En l’espèce, le Juge des contentieux de la protection constate que le prêteur ne produit pas un historique de compte complet de l’ensemble des utilisations du contrat de crédit renouvelable depuis sa conclusion. Il enjoint donc à la Société civile coopérative CAISSE DE CREDIT MUTUEL DE [Localité 7] CENTRE de produire un tel historique de compte et entend tirer toute conséquence d’une absence de production dans le cadre de la réouverture des débats.
Sur le caractère abusif de la clause de déchéance du terme
En premier lieu, il convient de rappeler que, au regard de l’article L. 132-1 du code de la consommation, alinéa 1er, dans sa version applicable au litige, « Dans les contrats conclus entre professionnels et non-professionnels ou consommateurs, sont abusives les clauses qui ont pour objet ou pour effet de créer, au détriment du non-professionnel ou du consommateur, un déséquilibre significatif entre les droits et obligations des parties au contrat ».

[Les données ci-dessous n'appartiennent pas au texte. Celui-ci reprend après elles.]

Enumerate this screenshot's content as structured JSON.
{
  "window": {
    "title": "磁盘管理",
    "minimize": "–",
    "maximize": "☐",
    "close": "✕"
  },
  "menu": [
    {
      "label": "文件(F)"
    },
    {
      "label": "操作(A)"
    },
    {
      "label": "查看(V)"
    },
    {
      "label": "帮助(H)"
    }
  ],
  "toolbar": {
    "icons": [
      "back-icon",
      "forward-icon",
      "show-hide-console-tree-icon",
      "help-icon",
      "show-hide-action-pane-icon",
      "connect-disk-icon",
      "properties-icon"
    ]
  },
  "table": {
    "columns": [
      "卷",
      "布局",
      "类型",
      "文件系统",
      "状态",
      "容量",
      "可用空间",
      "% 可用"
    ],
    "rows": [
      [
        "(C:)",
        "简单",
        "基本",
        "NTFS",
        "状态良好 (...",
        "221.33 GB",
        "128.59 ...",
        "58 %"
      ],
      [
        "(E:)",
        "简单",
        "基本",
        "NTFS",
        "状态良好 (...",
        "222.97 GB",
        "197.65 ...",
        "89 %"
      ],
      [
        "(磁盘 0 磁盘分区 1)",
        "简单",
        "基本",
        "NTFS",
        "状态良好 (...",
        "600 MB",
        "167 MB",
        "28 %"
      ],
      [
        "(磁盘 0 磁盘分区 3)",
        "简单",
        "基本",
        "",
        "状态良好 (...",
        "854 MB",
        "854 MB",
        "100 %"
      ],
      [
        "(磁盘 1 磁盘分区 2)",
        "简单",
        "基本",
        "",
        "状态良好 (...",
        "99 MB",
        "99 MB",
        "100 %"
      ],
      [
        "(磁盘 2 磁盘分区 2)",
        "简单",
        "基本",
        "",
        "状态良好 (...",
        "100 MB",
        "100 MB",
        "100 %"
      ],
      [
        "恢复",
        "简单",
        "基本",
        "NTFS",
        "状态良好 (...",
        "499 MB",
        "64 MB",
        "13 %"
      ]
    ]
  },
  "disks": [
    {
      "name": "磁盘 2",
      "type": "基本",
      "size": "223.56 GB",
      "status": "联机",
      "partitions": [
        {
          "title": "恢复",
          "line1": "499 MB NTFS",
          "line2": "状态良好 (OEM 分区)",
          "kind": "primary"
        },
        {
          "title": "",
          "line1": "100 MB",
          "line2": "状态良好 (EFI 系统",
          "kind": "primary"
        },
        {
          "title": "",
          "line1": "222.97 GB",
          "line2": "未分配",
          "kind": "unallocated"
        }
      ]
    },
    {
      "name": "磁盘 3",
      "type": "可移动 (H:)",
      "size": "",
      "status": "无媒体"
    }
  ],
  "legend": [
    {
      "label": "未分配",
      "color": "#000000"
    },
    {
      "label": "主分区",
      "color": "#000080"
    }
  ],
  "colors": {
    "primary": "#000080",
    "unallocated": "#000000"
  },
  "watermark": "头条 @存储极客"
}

A cet égard, par arrêt du 26 janvier 2017 (voir notamment CJUE, arrêt du 26 janvier 20177, Banco Primus, C-421/14), la Cour de justice de l’Union européenne a dit pour droit que l’article 3, paragraphe 1, de la directive 93/13/CEE du Conseil du 5 avril 1993 devait être interprété en ce sens que s’agissant de l’appréciation par une juridiction nationale de l’éventuel caractère abusif de la clause relative à la déchéance du terme en raison de manquements du débiteur à ses obligations pendant une période limitée, il incombait à cette juridiction d’examiner si la faculté laissée au professionnel de déclarer exigible la totalité du prêt dépendait de l’inexécution par le consommateur d’une obligation qui présentait un caractère essentiel dans le cadre du rapport contractuel en cause, si cette faculté était prévue pour les cas dans lesquels une telle inexécution revêtait un caractère suffisamment grave au regard de la durée et du montant du prêt, si ladite faculté dérogeait aux règles de droit commun applicables en la matière en l’absence de dispositions contractuelles spécifiques et si le droit national prévoyait des moyens adéquats et efficaces permettant au consommateur soumis à l’application d’une telle clause de remédier aux effets de ladite exigibilité du prêt.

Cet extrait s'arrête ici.